The story of Tesla’s senior executives falling into the “IKEA effect”. Why you should know about it? What are the lessons?
Michael Norton – a Harvard Business School professor- asked senior Tesla executives to put together Lego sets meant for three-year-olds – really big blocks, not the little ones intended for the older kids.
The fifty-year-old executives assembled a Lego car, duck, frog, or rocket in less than a minute; cynicism was writ large on their facial expressions. They may have thought that the professor was insane.
The professor then said "Okay, we're done with that. Can you please take them back apart and turn them in?"
There was an audible gasp from the room and they were suddenly protective about their little duck or little car and they were really upset it had to be taken apart and given back.
Why?
These people could buy all the Legos in the world. It's not a cost thing. It's only after having made it that suddenly you look at it and you say, this duck, there's really something very special about this duck.
It is partly we invest our time and energy into them and then partly there's it's mine. It's more valuable now because it has part of me in it and I'm amazing. Therefore, the things I make are also amazing.
The IKEA effect is a cognitive bias in which consumers place a disproportionately high value on products they partially create. The name refers to Swedish manufacturer and furniture retailer IKEA, which sells many items of furniture that require assembly.
What are the lessons?
1. Businesses can benefit by involving customers to customize the products or services and they will be willing to pay more for it.

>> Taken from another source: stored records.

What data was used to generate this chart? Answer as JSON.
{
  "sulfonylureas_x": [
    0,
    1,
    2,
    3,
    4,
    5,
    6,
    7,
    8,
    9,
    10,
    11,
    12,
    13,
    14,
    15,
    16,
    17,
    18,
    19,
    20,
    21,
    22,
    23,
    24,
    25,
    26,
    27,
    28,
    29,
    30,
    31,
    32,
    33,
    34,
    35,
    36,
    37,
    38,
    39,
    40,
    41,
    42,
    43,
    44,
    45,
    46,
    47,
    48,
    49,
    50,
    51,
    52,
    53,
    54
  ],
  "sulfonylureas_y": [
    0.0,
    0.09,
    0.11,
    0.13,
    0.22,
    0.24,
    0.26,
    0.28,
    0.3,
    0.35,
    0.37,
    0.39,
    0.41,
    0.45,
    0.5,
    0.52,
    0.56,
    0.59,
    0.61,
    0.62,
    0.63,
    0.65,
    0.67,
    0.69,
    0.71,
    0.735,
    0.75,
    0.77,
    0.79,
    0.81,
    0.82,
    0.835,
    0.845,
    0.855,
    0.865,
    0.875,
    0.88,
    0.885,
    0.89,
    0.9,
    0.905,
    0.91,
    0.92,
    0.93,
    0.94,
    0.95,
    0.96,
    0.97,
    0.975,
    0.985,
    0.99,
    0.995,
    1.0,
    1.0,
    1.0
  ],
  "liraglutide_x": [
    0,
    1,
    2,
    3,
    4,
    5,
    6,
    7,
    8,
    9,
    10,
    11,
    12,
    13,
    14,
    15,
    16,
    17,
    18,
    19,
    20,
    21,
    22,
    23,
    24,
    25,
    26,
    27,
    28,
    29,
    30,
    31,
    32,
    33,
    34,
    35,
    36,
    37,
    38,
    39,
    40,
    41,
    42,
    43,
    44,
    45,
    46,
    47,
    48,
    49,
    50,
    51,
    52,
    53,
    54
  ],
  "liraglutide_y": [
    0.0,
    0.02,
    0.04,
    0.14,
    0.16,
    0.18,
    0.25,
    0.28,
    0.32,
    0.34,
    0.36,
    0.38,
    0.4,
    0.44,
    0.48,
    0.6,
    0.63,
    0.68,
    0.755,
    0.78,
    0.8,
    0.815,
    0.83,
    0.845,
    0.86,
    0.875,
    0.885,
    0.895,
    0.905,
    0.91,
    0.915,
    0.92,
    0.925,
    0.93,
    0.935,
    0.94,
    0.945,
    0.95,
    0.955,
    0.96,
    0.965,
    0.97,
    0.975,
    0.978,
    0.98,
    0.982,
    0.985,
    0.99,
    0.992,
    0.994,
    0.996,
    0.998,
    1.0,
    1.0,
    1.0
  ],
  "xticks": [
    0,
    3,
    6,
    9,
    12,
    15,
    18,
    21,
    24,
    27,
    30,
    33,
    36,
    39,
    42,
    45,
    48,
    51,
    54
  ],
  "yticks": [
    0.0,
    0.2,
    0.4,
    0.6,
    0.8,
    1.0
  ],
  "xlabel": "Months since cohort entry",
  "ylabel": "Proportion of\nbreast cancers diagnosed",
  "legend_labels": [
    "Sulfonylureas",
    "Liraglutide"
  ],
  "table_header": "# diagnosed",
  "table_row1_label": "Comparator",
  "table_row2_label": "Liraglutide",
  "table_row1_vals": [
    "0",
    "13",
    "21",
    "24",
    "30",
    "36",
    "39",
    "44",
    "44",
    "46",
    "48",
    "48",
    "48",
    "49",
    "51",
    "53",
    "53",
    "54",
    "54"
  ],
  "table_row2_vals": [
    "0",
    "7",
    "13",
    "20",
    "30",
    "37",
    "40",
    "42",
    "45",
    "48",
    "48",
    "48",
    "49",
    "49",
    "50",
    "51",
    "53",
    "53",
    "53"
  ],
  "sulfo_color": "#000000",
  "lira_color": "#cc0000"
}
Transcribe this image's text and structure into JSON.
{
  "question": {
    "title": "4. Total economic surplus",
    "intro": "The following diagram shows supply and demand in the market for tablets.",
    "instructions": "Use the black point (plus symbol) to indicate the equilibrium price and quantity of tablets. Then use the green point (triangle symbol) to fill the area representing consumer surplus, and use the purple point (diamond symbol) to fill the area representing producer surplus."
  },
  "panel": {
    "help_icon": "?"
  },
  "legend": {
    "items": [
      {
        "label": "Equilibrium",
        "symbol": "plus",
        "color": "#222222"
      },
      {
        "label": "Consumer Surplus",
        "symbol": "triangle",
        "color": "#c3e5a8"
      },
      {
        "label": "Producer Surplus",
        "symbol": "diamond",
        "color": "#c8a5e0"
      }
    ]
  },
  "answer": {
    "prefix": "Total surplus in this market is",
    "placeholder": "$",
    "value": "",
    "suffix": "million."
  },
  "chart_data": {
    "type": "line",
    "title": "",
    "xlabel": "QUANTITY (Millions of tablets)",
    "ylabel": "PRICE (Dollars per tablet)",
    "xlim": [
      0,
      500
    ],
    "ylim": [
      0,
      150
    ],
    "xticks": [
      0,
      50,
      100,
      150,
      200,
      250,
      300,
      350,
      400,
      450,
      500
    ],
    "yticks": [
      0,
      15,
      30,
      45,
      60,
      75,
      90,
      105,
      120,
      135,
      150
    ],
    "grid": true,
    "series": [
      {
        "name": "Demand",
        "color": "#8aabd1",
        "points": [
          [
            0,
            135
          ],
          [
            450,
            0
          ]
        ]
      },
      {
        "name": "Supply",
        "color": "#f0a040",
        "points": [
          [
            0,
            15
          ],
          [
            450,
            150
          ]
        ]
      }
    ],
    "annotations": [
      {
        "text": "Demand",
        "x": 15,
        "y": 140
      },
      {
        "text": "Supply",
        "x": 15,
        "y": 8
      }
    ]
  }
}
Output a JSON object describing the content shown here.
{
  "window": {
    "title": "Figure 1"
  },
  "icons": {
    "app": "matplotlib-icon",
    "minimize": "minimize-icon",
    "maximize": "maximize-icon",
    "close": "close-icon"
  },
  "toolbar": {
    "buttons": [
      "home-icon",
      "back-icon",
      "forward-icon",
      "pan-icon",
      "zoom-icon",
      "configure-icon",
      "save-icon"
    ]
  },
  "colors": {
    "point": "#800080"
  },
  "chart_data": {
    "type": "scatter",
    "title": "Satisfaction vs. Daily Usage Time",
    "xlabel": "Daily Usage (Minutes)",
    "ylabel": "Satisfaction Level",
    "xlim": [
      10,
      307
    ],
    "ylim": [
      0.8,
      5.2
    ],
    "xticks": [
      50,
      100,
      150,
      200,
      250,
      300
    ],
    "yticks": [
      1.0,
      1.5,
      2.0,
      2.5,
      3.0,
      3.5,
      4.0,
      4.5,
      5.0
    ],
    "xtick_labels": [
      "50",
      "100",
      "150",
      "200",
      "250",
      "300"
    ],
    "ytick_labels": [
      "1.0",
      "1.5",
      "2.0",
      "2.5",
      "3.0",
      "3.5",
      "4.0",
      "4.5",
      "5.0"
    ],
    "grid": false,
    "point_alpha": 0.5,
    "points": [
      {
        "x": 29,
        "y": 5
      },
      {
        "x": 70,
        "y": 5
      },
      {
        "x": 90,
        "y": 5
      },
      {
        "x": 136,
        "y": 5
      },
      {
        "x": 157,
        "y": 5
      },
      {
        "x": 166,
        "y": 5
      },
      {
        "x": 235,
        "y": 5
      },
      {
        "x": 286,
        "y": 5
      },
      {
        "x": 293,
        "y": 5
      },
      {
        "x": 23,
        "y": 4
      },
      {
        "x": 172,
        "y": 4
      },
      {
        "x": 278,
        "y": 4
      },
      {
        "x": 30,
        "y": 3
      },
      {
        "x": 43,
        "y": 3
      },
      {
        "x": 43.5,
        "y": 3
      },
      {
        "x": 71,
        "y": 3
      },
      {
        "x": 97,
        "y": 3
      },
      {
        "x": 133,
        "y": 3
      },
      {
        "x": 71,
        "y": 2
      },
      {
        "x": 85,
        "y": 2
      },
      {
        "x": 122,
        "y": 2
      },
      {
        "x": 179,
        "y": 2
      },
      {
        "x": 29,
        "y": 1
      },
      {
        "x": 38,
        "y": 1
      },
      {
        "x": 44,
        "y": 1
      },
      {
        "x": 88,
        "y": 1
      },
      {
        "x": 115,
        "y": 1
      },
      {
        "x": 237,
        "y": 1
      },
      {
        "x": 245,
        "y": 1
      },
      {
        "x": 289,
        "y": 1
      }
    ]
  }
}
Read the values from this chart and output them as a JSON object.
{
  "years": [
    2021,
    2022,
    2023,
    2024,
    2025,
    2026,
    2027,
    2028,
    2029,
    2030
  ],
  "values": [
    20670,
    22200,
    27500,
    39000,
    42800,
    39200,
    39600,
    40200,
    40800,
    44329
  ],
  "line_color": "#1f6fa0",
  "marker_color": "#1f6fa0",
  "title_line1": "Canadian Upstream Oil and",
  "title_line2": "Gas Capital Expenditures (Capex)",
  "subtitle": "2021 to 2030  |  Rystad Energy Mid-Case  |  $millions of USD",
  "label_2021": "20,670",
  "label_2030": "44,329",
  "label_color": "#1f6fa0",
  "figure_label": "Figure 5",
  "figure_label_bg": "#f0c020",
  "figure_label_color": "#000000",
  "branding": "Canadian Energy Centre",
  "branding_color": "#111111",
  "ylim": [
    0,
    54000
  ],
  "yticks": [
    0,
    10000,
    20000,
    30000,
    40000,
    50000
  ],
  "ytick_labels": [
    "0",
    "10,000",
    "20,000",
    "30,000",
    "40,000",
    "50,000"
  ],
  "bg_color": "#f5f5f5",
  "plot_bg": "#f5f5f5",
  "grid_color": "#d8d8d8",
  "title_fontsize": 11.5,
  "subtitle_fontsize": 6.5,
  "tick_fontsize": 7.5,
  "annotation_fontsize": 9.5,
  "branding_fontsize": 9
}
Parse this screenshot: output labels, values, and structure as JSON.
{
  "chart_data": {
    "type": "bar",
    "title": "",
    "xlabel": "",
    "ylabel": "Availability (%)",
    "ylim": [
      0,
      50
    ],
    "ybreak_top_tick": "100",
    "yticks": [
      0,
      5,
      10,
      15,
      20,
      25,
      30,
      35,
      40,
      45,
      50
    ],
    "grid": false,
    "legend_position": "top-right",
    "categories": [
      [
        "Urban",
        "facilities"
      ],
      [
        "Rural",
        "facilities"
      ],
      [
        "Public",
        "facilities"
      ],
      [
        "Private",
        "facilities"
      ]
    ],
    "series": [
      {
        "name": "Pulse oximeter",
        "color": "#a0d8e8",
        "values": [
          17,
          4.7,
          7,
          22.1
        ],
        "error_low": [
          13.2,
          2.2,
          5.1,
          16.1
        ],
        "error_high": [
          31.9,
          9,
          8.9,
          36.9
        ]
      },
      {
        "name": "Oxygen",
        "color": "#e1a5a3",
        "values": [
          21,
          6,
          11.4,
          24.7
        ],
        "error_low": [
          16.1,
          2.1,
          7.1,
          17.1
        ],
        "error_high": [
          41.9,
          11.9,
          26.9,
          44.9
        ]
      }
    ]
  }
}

2. Beware of sunk cost effects, which occur when managers continue to devote resources to sometimes failing projects they have invested their labor in. The effect is also related to the "not invented here" (or "NIH", or even "NIH syndrome"), where managers disregard good ideas developed elsewhere, in favor of (possibly inferior) internally developed ideas.
3. Think about the “IKEA effect” when paying a premium for hand-crafted products.
There are many more but you get the gist of the "IKEA effect".